Life is a Coma

Last night, SVSU brought The Asia Project on campus. Unfortunately, a poetry slam happened around the same time, so only 15 people showed up to watch the spoken word poetry event.

I’m glad I was part of the 15, though.

The Asia Project is a duo featuring poet Asia Samson and guitarist Jollan Aurelio. Asia writes the poems himself and performs them with Jollan’s accompaniment.

Many of the poems were deeply personal to Asia, so props to him for sharing them. He shared poems sparked by his battle with cancer, his son’s birth, his marriage, and his sister’s tragic death.

The poem dedicated to his sister, “Awakening,” was definitely my favorite.

I related to this poem, but in an unexpected way.

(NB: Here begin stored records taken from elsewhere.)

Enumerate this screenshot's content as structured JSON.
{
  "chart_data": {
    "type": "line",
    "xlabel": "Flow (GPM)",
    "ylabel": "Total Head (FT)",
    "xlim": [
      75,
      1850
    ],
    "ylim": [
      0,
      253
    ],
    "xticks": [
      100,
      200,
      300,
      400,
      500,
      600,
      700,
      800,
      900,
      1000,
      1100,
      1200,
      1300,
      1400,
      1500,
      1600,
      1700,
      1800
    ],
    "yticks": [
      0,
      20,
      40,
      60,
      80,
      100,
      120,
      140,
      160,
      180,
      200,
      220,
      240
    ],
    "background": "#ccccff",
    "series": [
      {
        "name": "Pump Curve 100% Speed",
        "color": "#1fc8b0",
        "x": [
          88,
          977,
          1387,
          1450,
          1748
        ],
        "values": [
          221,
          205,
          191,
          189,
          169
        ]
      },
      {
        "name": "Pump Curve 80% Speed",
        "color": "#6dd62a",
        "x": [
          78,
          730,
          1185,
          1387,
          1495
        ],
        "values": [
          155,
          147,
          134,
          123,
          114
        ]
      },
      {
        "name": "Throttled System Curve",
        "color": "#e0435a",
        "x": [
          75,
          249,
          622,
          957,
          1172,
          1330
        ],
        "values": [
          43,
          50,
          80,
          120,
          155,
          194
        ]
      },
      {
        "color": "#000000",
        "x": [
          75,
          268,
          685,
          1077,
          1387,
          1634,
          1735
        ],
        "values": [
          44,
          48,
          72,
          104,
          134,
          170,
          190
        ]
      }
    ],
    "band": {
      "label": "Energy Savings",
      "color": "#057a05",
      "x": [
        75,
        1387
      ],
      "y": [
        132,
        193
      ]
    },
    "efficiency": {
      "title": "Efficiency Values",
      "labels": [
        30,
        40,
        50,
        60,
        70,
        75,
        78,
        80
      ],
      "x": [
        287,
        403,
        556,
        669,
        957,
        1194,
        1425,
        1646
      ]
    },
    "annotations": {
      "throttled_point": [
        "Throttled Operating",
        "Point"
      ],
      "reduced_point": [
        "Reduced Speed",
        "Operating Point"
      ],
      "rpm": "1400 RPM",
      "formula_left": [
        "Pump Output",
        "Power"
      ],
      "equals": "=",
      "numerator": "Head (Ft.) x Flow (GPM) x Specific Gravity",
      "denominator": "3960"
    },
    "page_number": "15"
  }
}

I may be familiar with loss, but I’ve never lost someone as close to me as Asia was to his sister.

No, I did not relate so closely to the feeling of loss. I related better to the hollowness he hinted at in the end of the poem when he said, “Life is a coma we can still choose to wake up from.”

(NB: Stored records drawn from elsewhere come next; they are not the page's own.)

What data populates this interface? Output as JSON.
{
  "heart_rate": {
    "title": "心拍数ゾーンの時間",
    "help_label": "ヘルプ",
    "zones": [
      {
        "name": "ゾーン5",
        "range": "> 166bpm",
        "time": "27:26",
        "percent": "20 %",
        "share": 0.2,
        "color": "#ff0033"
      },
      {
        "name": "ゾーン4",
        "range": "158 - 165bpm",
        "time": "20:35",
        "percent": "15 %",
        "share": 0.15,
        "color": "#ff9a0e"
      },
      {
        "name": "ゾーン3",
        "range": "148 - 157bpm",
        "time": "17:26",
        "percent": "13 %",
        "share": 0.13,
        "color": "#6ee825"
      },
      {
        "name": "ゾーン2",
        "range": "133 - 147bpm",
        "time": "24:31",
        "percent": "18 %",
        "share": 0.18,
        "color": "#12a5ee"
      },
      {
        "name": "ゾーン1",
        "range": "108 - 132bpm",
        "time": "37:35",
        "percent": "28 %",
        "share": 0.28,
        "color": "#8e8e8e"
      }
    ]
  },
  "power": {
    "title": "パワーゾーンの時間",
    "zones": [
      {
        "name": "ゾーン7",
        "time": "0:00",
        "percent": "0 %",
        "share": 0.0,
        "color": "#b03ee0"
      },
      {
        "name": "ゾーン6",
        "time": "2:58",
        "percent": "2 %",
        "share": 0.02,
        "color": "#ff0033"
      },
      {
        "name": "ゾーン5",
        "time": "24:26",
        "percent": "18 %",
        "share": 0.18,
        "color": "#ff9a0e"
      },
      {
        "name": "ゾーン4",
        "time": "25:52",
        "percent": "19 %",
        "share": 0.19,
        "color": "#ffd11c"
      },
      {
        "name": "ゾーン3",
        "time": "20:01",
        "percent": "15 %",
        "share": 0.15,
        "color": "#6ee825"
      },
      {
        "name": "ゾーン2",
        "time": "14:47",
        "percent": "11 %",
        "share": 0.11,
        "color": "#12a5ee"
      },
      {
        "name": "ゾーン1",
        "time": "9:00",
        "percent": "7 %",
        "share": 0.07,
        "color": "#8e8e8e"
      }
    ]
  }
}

“Life is a coma we can still choose to wake up from.”

I’ve been a college student for a few months now, but I feel further away from home every day.

Part of the problem is that I don’t know where home is. My dorm? My family? My high school? My friends’ colleges? Whenever I’m at one place, I long to be at another. I’m stretched everywhere and I’m comfortable nowhere.

When one feels out-of-place, she ought to discover more about herself. With nothing around to distract her, she should be able to look down at herself and say, “This is what I am.”

When I look down, I see right through myself.

The problem is, I don’t know why. I know my purpose. I know what I want to do with my future. I know what I stand for and against. But I feel like there’s some part of myself I haven’t tapped into. It still sleeps somewhere inside me and every now and again it snores, reminding me that I’m not fully awake.

“Life is a coma we can still choose to wake up from.”

But how do we start?

I think I need to focus on the little things. I think I need to start rejoicing at the many places I call home rather than despair at how far apart they are. I think I need to write more, to feel more in tune with myself. I think I need to read more, to climb closer to my future. I think I need to pour energy into everything I do, to live life to the fullest.

I think I need to stop looking and start watching.